Last summer I ruminated on President Obama’s curious lack of personal connections with any global leaders of note. Peter Feaver’s post below on Iraq and this New York Times story both demonstrate how this deficiency continues to hinder the Obama administration’s foreign policy. The Times article describes Obama’s "failure to build close personal relationships with ...

PAUL J. RICHARDS/AFP/GettyImages
PAUL J. RICHARDS/AFP/GettyImages

Last summer I ruminated on President Obama’s curious lack of personal connections with any global leaders of note. Peter Feaver’s post below on Iraq and this New York Times story both demonstrate how this deficiency continues to hinder the Obama administration’s foreign policy. The Times article describes Obama’s "failure to build close personal relationships with foreign leaders that can, especially in the Middle East, help the White House to influence decisions made abroad."

Peter’s post and the Times article both point to diplomatic mistakes made with Maliki in Iraq and Mubarak in Egypt. Meanwhile, the list continues to grow of President Obama’s other missed opportunities, failures, and simmering crises that all could have benefitted from better personal relationships and rapports — such as with Karzai in Afghanistan, Abdullah in Saudi Arabia, Merkel in Germany, Harper in Canada, Noda in Japan (the Senkaku Islands standoff between Japan and China could get much worse), Singh in India, Zardari in Pakistan, and especially Netanyahu in Israel. Sure, some of these global leaders can be difficult to get along with, but diplomacy has never been easy.

The two cases of Obama’s positive relationships that have been reported were with Dmitri Medvedev, the erstwhile Russian president (and current but largely irrelevant Prime Minister), and Prime Minister Erdogan in Turkey.

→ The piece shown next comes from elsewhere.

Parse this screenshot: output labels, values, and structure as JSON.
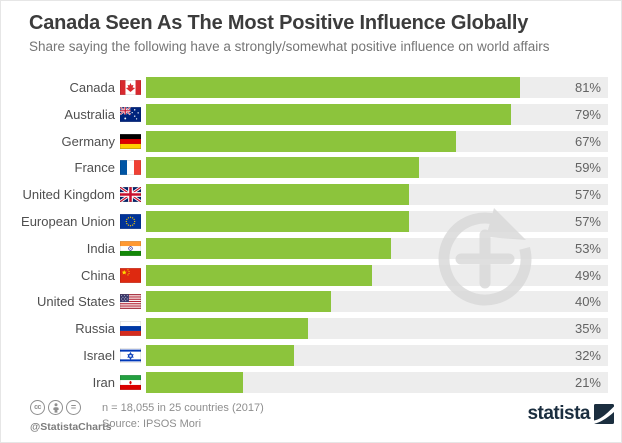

These are exceptions that prove the rule, and notably neither relationship seems to have produced significant policy results. Turkey’s democracy continues to erode while it pursues a hedging strategy in the region. The White House’s earlier effort to cultivate Medvedev was a failed bet on the wrong leader that damaged the U.S. posture with Russia, exemplified by Obama’s hot-mic supplications to the Russians for "flexibility."

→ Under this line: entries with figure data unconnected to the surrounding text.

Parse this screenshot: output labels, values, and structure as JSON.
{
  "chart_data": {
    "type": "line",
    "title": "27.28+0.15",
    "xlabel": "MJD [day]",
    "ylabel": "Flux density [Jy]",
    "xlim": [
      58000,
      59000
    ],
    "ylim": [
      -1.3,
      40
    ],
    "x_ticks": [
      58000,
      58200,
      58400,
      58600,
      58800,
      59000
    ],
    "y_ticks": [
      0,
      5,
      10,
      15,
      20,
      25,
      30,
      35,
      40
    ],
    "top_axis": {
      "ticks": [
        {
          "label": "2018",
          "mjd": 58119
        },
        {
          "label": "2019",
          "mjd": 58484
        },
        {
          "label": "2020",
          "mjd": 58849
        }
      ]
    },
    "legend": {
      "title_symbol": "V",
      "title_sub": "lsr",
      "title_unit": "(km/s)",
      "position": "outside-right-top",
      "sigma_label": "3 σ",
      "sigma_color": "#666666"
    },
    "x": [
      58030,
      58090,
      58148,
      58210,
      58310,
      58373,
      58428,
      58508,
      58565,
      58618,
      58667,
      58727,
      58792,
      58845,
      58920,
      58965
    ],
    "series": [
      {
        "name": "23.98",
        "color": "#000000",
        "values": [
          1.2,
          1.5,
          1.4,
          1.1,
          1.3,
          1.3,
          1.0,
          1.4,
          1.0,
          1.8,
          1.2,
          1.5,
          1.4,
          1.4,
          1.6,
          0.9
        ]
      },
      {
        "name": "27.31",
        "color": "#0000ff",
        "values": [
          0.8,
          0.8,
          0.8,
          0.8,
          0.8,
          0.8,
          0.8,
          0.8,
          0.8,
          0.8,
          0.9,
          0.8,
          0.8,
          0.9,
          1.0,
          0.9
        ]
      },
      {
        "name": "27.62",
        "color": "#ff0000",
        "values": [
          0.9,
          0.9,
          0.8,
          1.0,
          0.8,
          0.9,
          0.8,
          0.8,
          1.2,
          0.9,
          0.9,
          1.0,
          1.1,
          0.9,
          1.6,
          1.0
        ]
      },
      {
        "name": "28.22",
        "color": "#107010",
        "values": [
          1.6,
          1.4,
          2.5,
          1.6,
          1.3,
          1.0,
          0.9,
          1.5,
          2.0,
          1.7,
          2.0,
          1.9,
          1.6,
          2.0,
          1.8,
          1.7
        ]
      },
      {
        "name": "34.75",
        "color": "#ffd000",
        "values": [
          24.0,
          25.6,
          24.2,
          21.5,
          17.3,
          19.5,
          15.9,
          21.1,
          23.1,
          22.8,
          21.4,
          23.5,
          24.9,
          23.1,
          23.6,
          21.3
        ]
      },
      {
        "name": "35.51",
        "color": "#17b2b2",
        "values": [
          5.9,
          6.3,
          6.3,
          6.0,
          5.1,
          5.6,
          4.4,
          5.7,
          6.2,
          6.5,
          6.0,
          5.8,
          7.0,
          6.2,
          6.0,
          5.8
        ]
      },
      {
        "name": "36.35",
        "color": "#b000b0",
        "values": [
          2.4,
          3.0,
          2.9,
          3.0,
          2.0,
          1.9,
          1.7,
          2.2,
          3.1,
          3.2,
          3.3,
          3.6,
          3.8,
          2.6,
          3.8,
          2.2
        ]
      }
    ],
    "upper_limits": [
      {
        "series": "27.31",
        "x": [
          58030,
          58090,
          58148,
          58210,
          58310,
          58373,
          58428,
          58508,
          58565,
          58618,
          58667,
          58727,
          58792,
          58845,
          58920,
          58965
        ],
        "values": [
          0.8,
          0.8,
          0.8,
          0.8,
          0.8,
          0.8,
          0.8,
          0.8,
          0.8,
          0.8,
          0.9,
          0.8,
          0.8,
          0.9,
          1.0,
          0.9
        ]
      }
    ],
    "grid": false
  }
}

It may well be that President Obama has cultivated strong personal relationships with some other world leaders that have not yet been publicly disclosed. But given this White House’s propensity to leak foreign policy information intended to cast the boss in a favorable light, the fact that a credulous media hasn’t run many stories on such friendships probably means they don’t exist. This lack of personal chemistry with foreign leaders seems of a piece with Obama’s lack of personal connections with American Congressional leaders, as described in unflattering detail by many sources such as Bob Woodward’s new book.

In my post last year I observed how previous leaders such as Secretary of State George Shultz and President Bush 43 cultivated personal relationships with their international counterparts, often doing so deliberately during times of calm, before crises struck. Other positive examples abound in the annals of American diplomacy, such President Clinton’s close rapport with Tony Blair, or President Bush 41’s deft statecraft with numerous leaders in ending the Cold War and successful efforts to line up multinational support for the Persian Gulf War. Or from the more distant past, my class this week read Mary Ann Glendon’s excellent book on the Universal Declaration of Human Rights, where Eleanor Roosevelt’s personal warmth and persistent diplomacy brought together a wildly diverse and fractious group of international leaders behind a common human rights framework at the outset of the Cold War.

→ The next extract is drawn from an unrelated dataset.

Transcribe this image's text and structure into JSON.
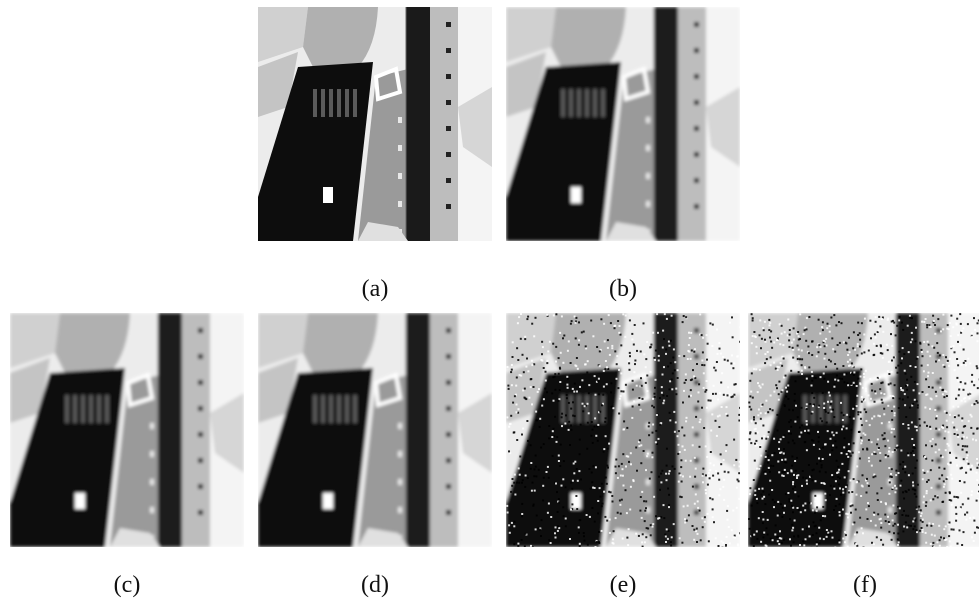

Personal relationships among leaders by themselves do not guarantee success. And for all of their advantages, they can also at times cloud good judgment, such as when Ronald Reagan’s personal loyalties to German Chancellor Helmut Kohl led to the infamous visit to the Bitburg cemetery.

Yet the advantages of cultivating close bonds are manifest, and the failure to do so can be costly. For the Obama administration, the strategic consequences of this deficiency have resulted in a largely reactive foreign policy. While it is impossible to anticipate and stay abreast of all events, this White House to a surprising degree still seems to be regularly caught off guard, and leaves much of the rest of the world wondering where it stands and where it wants to steer the ship of state going forward. Having a few more world leaders on 1600 Pennsylvania Avenue’s direct dial would be a small but meaningful step in the right direction.

Will Inboden is executive director of the William P. Clements, Jr. Center for History, Strategy, and Statecraft at the University of Texas-Austin. He also serves as associate professor at the LBJ School of Public Affairs and distinguished scholar at the Robert S. Strauss Center for International Security and Law.